WATERLOO, ON – Reigning Rubik’s Cube king Steven Blatchkist wowed judges at the 2013 World Championships yesterday by solving a 4D variant of the puzzle prior to it having been developed or thought of.
Organizers of the competition assert that Blatchkist, who currently holds the 7x7x7 Rubik’s Cube record in three spatial coordinates, “outdid even himself.”
“We’ve never seen anything quite like it,” said Gerry “The Genome” McGurch, president of the championship. “The stopwatch hadn’t even started and we could already see Steven holding a completed lower-dimensional projection of a Rubik’s Tesseract, a product which is not going to be invented for at least another 50 years or so.”
Steven, who turned 14 this year, was modest about his latest accomplishment.
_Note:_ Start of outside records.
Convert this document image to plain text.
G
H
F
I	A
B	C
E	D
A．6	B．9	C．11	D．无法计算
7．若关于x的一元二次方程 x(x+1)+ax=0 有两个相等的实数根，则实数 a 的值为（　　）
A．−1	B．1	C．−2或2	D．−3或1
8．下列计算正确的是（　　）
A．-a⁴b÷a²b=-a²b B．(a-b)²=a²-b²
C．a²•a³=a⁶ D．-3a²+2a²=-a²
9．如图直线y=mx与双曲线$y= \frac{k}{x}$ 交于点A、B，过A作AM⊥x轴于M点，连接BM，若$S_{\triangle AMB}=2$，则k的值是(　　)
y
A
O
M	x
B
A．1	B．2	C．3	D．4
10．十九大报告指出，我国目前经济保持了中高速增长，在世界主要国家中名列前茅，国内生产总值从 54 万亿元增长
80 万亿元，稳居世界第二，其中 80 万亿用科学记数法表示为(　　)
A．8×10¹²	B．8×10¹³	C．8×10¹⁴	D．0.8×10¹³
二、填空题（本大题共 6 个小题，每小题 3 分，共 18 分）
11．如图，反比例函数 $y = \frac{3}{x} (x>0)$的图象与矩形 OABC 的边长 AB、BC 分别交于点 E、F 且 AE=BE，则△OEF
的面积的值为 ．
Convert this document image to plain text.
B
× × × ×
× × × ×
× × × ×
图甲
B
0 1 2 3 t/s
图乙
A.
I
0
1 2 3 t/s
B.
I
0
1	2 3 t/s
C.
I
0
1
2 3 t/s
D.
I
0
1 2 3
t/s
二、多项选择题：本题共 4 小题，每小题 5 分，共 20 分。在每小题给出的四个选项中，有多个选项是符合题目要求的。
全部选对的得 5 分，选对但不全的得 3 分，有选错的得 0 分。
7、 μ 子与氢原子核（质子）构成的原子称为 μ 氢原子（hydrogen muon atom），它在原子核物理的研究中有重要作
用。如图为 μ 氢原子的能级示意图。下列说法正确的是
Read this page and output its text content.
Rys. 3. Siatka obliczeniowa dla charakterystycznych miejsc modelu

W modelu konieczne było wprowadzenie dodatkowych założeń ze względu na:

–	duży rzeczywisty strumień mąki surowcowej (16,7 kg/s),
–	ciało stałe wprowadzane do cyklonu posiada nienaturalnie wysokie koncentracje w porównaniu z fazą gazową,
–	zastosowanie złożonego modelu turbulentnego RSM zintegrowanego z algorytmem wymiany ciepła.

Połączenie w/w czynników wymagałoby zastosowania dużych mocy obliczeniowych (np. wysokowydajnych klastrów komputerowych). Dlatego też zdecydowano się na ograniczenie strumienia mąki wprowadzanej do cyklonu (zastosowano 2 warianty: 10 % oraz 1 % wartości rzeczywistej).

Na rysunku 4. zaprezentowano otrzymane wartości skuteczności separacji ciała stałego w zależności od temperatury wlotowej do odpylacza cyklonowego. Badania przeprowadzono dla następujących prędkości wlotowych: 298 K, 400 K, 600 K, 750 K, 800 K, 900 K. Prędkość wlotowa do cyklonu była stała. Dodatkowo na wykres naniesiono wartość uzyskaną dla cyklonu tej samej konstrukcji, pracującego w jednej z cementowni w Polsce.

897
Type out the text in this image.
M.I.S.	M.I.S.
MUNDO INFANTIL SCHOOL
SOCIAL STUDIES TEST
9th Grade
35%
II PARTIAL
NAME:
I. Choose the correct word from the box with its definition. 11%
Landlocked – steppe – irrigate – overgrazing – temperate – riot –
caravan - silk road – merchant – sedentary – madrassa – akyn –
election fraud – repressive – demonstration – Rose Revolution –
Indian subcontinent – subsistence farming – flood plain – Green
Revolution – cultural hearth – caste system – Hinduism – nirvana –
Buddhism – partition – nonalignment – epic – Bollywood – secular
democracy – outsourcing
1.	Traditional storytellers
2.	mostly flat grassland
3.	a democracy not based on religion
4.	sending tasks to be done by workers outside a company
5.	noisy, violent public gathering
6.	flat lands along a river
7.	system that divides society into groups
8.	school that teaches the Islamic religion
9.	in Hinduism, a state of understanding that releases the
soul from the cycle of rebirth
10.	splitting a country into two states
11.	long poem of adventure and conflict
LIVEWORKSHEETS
“It’s nothing, really,” said the self-styled “geek version of Sidney Crosby”. “First you solve the white side, then you get the omega-red side, and then after that you get the side that’s only visible to hornets. Then it’s just a twist to the left, to the right, to the top side, the strange side and to the charm side and, ta-da, all of space and time is laid out and immutable.”
Sources say that Blatchkist “really needed” this victory after having lost last spring’s quantum chess championships to a seething mass of extradimensional energy.